By: Joann Schulte  DO, MPH; Editorial Board Member 

     William Shakespeare was sure that a rose by another name would still smell as sweet. But the playwright's sentiment from Romeo and Juliet doesn't apply to patients. Matching up the medication and the name can be a matter of life or death. Numerous quality improvement projects have focused on patient safety and an article by Adelman et al. (doi: 10.1542/peds.2015-0007) published this month in Pediatrics explores what can happen in nurseries where neonates are often Baby Boy Jones or Baby Girl Garcia. 
     Oh the parents have plans to make their newborns into individuals with a first name that might be Stephen James or Esperanza Maria.  Most of the 4 million infants born in 2012 needed no major interventions after birth and soon departed for home with their parents. But 12% of those infants were admitted to neonatal intensive care units (NICUs) for prolonged therapy that might be anything from jaundice to cyanotic heart disease.  You can be sure that more than one NICU had multiple babies with the name Baby Girl Jones or Baby Boy Garcia.  When multiple babies share the same or similar names, the chance for medical errors obviously goes up.
      The study published this month in Pediatrics is important for several reasons.  First the authors surveyed NICU physicians about naming conventions for neonates and then tested a hypothesis that assigning a unique name at birth would be associated with a decrease in wrong patient errors.
     The authors did an email survey of the 3,179 members of the AAP section on Perinatal Pediatrics asking about naming convention and identified which of the 886 NICUs they practiced in.  The authors got 453 responses, representing 339 NICUs for a 37.8% response rate. More than 80% of the NICUs (277, 81.7%) reported using non-distinct naming conventions of Baby Boy or Baby Girl.
      The intervention was done at Montefiore Medical Center in the Bronx, N.Y. where patients are cared for in two NICUs, a Level IV with 35 beds and a Level III with 15 beds.  The distinct naming convention implemented at Montefiore incorporated the mother's first name. So Baby Girl Jones became Martha's Girl Jones and Baby Boy Garcia became Lucia's Boy Garcia. The naming convention made the infants into more distinct individuals.

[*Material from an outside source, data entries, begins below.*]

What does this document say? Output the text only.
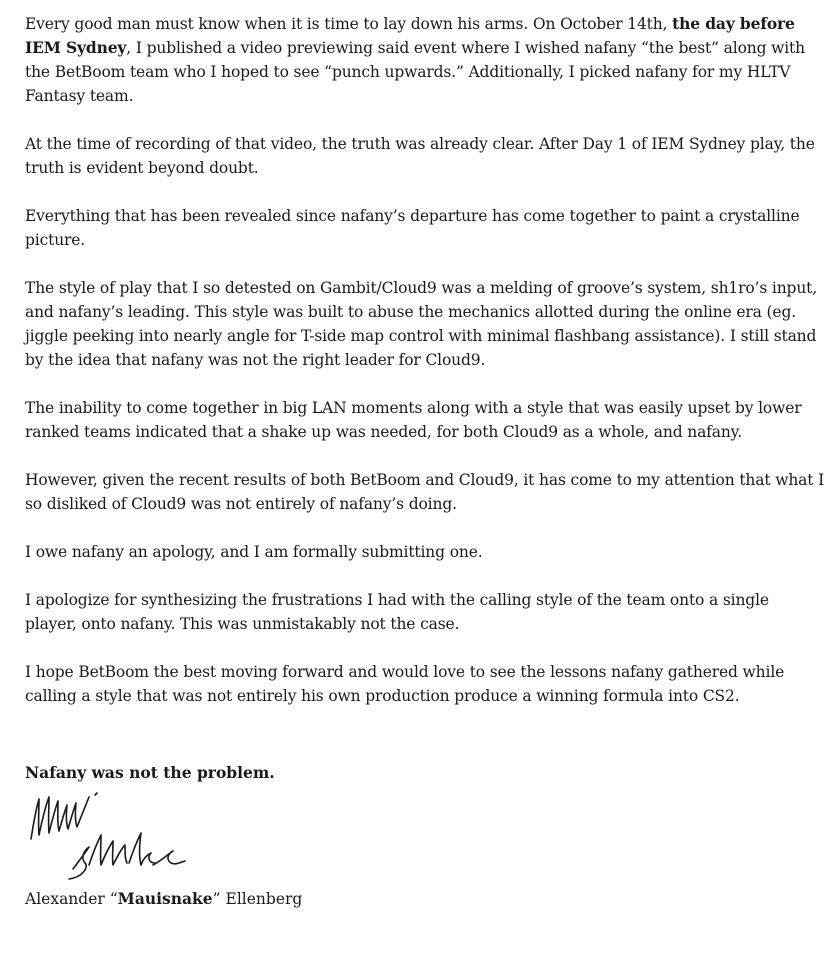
Every good man must know when it is time to lay down his arms. On October 14th, the day before IEM Sydney, I published a video previewing said event where I wished nafany “the best” along with the BetBoom team who I hoped to see “punch upwards.” Additionally, I picked nafany for my HLTV Fantasy team.

At the time of recording of that video, the truth was already clear. After Day 1 of IEM Sydney play, the truth is evident beyond doubt.

Everything that has been revealed since nafany’s departure has come together to paint a crystalline picture.

The style of play that I so detested on Gambit/Cloud9 was a melding of groove’s system, sh1ro’s input, and nafany’s leading. This style was built to abuse the mechanics allotted during the online era (eg. jiggle peeking into nearly angle for T-side map control with minimal flashbang assistance). I still stand by the idea that nafany was not the right leader for Cloud9.

The inability to come together in big LAN moments along with a style that was easily upset by lower ranked teams indicated that a shake up was needed, for both Cloud9 as a whole, and nafany.

However, given the recent results of both BetBoom and Cloud9, it has come to my attention that what I so disliked of Cloud9 was not entirely of nafany’s doing.

I owe nafany an apology, and I am formally submitting one.

I apologize for synthesizing the frustrations I had with the calling style of the team onto a single player, onto nafany. This was unmistakably not the case.

I hope BetBoom the best moving forward and would love to see the lessons nafany gathered while calling a style that was not entirely his own production produce a winning formula into CS2.

Nafany was not the problem.
Alexander “Mauisnake” Ellenberg
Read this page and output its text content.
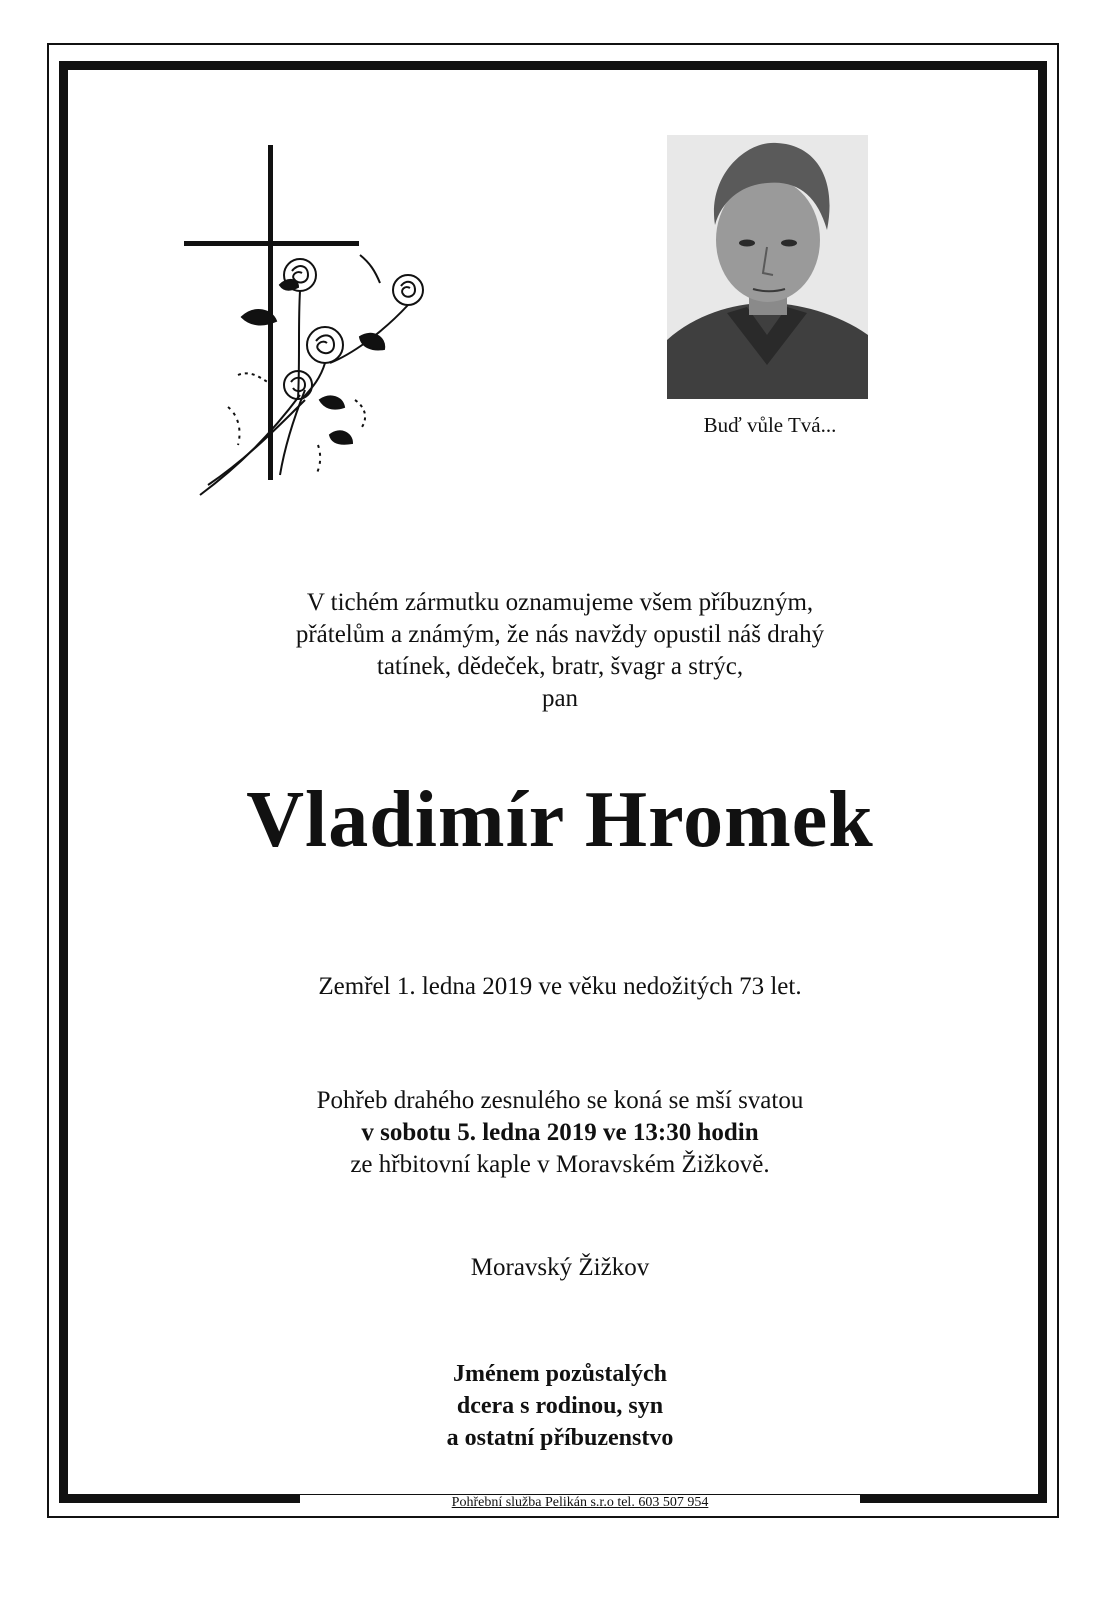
Buď vůle Tvá...
V tichém zármutku oznamujeme všem příbuzným,
přátelům a známým, že nás navždy opustil náš drahý
tatínek, dědeček, bratr, švagr a strýc,
pan
Vladimír Hromek
Zemřel 1. ledna 2019 ve věku nedožitých 73 let.
Pohřeb drahého zesnulého se koná se mší svatou
v sobotu 5. ledna 2019 ve 13:30 hodin
ze hřbitovní kaple v Moravském Žižkově.
Moravský Žižkov
Jménem pozůstalých
dcera s rodinou, syn
a ostatní příbuzenstvo
Pohřební služba Pelikán s.r.o tel. 603 507 954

     The authors examined wrong-patient error rates before and after implementation of the distinct naming intervention.  They used the Retract and Reorder (RAR) tool, which identifies orders placed into the computer system and then retracted and entered for a different patient.  Such events are considered near misses where the patient is not harmed because the error is caught in time. Earlier research has suggested that more than three-fourths of RAR events represent wrong patient errors. The use of such near misses to test patient safety improvements is encouraged by patient safety organizations.
     During the pre-intervention period, Montefiore physicians placed 157,857 orders for 1,115 neonates.  After the name change convention placed 142,437 orders for 1,067 neonates.  The RAR error rate decreased from 59.5 per 100,000 orders to 37.9 per 100,000 orders, a decrease of 36.3%.
     This study is important because it demonstrates that Baby Boy and Baby Girl naming conventions are a recipe for trouble.  The simple intervention of attaching the mother's first name to her infant reduced errors and that's an important outcome.   With apologies to Shakespeare, a baby with a unique name in a NICU will be safer and that is a good sniff for patient safety.